Enquanto Eurídice travava sua luta invisível em meio à classe média ascendente, sua irmã Guida conhecia as agruras de uma realidade ainda mais cruel nas periferias. A ex-prostituta Filomena tentava não ser engolida pelos estigmas sociais e a empregada doméstica negra Maria das Dores sofria de um duplo silenciamento, ao ponto de sua história não ser tão desenvolvida quanto as das personagens brancas para evidenciar sua exclusão social: “Mas esta não é a história de Maria das Dores. Maria das Dores inclusive só aparece por aqui de vez em quando, na hora de lavar uma louça ou fazer uma cama” (p. 38).

Se a temática é pesada e complexa, o mesmo não acontece com a leitura. A prosa de Martha Batalha é leve e fácil de acompanhar sem se tornar fraca. A ironia latente de cada parágrafo traz um humor delicioso à obra. Afinal, é preciso ter se emancipado do silenciamento para poder enxergá-lo e explicá-lo de maneira quase didática, com distanciamento suficiente para rir dessa realidade absurda e contraditória. É por isso que, tanto a obra, quanto a autora, não poderiam deixar de ser consideradas feministas, como disse a própria Martha nesta outra entrevista à revista, por ocasião do lançamento do livro.

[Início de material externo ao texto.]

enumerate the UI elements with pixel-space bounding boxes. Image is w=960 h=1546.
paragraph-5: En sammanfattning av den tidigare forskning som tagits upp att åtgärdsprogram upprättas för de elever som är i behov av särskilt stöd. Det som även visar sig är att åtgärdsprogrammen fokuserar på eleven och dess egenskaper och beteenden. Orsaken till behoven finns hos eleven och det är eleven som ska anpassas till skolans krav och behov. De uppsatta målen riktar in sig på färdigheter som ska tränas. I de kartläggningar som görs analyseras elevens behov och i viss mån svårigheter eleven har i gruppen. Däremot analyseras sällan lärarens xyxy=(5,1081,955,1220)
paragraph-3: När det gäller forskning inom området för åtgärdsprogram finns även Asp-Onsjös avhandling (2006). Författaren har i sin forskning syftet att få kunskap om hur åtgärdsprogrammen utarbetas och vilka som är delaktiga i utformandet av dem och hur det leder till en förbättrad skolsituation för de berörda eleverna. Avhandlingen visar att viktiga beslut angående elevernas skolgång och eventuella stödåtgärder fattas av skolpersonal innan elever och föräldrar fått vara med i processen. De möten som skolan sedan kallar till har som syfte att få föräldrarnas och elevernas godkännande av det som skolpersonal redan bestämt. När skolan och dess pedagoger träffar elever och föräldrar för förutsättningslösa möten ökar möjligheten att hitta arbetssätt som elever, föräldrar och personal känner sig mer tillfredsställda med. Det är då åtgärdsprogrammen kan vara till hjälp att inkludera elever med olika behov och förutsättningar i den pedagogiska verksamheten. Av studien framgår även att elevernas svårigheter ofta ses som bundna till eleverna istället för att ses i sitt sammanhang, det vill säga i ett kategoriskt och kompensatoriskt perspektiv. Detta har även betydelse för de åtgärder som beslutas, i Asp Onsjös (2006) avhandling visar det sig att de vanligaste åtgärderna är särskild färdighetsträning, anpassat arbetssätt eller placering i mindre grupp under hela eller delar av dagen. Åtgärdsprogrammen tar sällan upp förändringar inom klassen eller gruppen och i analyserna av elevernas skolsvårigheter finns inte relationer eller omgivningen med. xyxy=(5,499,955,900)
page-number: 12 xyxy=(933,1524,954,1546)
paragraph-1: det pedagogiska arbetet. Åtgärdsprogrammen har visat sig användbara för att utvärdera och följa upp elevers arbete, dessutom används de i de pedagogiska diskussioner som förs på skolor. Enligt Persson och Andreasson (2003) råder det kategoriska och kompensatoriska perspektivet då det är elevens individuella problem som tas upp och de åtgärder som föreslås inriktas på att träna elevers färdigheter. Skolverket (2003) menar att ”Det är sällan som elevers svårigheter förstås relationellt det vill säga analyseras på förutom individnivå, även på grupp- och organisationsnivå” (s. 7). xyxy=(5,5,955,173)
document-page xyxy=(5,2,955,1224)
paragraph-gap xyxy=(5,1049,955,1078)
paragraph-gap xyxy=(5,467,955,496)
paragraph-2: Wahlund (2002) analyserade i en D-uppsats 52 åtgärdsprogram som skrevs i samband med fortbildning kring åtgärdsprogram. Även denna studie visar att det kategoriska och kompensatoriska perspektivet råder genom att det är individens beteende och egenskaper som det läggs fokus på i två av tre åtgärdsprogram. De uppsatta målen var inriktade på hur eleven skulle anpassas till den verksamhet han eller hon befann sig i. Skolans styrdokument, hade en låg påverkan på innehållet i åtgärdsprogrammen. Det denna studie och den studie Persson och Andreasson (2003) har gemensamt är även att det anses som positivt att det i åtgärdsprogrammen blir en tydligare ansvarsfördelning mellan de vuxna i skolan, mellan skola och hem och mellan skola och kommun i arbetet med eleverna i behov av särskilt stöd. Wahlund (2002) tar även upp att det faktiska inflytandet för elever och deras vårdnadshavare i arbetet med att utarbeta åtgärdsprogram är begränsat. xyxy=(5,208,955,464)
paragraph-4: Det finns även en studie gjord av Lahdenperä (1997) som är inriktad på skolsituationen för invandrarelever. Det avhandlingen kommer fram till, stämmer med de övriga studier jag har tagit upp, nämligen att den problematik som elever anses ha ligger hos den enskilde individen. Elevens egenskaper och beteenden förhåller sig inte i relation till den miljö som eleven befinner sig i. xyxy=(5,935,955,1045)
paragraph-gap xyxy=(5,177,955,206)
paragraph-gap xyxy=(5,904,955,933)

Apesar de se passar nos anos 1940, a narrativa de A vida invisível de Eurídice Gusmão é atual não apenas por usar uma linguagem contemporânea de escrita, mas por reconstruir as histórias de muitas de nossas avós, cujas opressões ainda reverberam, de diversas maneiras, em nossas mães, em nós mesmas e até em nossas filhas.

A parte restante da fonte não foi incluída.